Paoli was convicted in absentia, a warrant was sent for his arrest (which could not be served) and Napoleon was dispatched to Corsica as Inspector-general of Artillery to take the citadel of Ajaccio from the royalists, who had held it since 1789. The Paolists combining with the royalists defeated the French in two pitched battles and Napoleon and his family went on the run, hiding by day, while the Paolists burned their estate. Napoleon and his mother, Laetitia, were taken out by ship in June 1793, by friends while two of the girls found refuge with other friends. They landed in Toulon with only Napoleon's pay for their support.
The Bonapartes moved to Marseille but in August Toulon offered itself to the British and received the protection of a fleet under Admiral Hood. The Siege of Toulon began in September under revolutionary officers mainly untrained in the art of war. Napoleon happened to present socially one evening and during a casual conversation over a misplaced 24-pounder explained the value of artillery.
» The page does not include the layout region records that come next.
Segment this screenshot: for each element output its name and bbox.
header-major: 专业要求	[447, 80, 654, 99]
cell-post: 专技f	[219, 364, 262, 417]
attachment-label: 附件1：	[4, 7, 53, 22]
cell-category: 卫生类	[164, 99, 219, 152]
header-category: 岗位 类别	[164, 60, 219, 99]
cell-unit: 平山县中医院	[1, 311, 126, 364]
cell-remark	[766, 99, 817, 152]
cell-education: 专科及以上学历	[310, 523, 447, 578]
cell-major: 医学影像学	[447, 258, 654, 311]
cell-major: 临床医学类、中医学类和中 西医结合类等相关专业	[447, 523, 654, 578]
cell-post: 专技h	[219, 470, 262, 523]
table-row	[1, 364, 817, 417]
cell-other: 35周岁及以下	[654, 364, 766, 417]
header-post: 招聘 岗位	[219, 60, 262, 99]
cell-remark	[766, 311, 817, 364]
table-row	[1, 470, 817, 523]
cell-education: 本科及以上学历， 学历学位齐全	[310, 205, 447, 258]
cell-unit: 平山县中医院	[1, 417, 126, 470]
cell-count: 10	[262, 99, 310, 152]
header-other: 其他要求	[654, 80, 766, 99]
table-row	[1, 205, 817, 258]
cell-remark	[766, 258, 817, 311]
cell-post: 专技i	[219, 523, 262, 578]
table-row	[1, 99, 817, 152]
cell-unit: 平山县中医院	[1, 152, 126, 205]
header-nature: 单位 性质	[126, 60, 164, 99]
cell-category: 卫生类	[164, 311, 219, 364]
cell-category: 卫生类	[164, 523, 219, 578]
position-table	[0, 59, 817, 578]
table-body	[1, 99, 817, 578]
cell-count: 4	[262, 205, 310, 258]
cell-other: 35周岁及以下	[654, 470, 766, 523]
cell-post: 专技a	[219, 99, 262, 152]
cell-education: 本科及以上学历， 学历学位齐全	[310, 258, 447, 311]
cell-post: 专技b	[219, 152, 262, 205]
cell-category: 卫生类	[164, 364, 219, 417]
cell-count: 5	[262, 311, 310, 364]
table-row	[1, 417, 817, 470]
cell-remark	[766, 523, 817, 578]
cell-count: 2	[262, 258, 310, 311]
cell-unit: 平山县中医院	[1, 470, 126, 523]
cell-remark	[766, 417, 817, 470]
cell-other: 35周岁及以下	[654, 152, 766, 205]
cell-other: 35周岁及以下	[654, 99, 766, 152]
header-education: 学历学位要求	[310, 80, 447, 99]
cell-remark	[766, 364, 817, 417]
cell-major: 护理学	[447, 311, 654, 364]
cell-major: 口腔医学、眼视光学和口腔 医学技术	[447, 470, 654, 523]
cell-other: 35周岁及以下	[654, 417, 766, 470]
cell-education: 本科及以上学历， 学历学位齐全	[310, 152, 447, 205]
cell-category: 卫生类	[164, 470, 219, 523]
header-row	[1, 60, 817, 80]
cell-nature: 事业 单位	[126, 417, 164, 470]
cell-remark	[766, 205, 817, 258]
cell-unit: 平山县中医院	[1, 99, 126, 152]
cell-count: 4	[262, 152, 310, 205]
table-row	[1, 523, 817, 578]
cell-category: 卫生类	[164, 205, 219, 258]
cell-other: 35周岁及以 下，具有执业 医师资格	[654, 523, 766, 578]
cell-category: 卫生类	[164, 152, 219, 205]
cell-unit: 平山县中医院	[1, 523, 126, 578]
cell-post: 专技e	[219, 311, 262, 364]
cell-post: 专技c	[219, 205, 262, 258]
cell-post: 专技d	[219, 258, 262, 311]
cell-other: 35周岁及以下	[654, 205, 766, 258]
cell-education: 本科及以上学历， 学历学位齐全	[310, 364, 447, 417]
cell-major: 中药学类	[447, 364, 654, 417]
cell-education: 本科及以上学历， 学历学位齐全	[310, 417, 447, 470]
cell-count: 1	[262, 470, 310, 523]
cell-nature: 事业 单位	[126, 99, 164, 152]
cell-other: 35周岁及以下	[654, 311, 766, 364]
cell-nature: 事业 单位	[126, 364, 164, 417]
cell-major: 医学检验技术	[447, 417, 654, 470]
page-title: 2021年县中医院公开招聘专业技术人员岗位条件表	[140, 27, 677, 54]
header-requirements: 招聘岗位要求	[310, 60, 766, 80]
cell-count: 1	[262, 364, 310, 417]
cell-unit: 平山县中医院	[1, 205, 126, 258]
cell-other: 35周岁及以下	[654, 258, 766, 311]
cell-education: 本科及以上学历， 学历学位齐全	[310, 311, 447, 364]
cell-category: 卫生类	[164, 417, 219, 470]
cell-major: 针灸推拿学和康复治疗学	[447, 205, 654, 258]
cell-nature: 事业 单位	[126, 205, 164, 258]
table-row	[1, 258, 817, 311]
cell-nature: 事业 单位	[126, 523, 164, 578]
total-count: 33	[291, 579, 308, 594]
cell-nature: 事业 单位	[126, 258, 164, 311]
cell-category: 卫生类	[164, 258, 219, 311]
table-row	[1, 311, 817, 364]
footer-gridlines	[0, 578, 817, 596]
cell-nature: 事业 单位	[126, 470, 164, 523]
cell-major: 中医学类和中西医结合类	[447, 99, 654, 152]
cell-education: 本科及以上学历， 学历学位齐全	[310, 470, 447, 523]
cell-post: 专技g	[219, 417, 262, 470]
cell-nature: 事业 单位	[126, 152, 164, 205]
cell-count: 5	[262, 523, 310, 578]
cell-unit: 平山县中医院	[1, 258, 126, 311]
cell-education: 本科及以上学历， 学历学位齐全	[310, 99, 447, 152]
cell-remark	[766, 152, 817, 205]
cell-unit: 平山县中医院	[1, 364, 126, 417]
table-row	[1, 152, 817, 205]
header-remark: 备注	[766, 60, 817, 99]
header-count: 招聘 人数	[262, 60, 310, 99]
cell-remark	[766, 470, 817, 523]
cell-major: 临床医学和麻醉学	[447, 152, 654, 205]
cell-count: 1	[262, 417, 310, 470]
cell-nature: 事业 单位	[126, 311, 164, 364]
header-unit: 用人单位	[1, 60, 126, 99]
Taken seriously he was allowed to bring up over 100 guns from coastal emplacements but his plan for the taking of Toulon was set aside as one incompetent officer superseded another. By December they decided to try his plan and made him a Colonel. Placing the guns at close range he used them to keep off the British fleet while he battered down the walls of Toulon. As soon as the Committee of Public Safety heard of the victory Napoleon became a Brigadier General, the start of his meteoric rise to power.
The Bonapartes were back in Ajaccio in 1797 under the protection of general Napoleon. Shortly after Napoleon became First Consul and then emperor, using the office to spread the revolution throughout Europe. In 1811 he made Ajaccio the capital of the new Department of Corsica. Despite his subsequent defeat by the Prussians, Russians and British allies, exile and death, no victorious power has reversed that decision or tried to remove Corsica from France. Among the natives, though Corsican nationalism is strong, and feeling often runs high in favour of a union with Italy, loyalty to France, as evidenced by elections, remains stronger.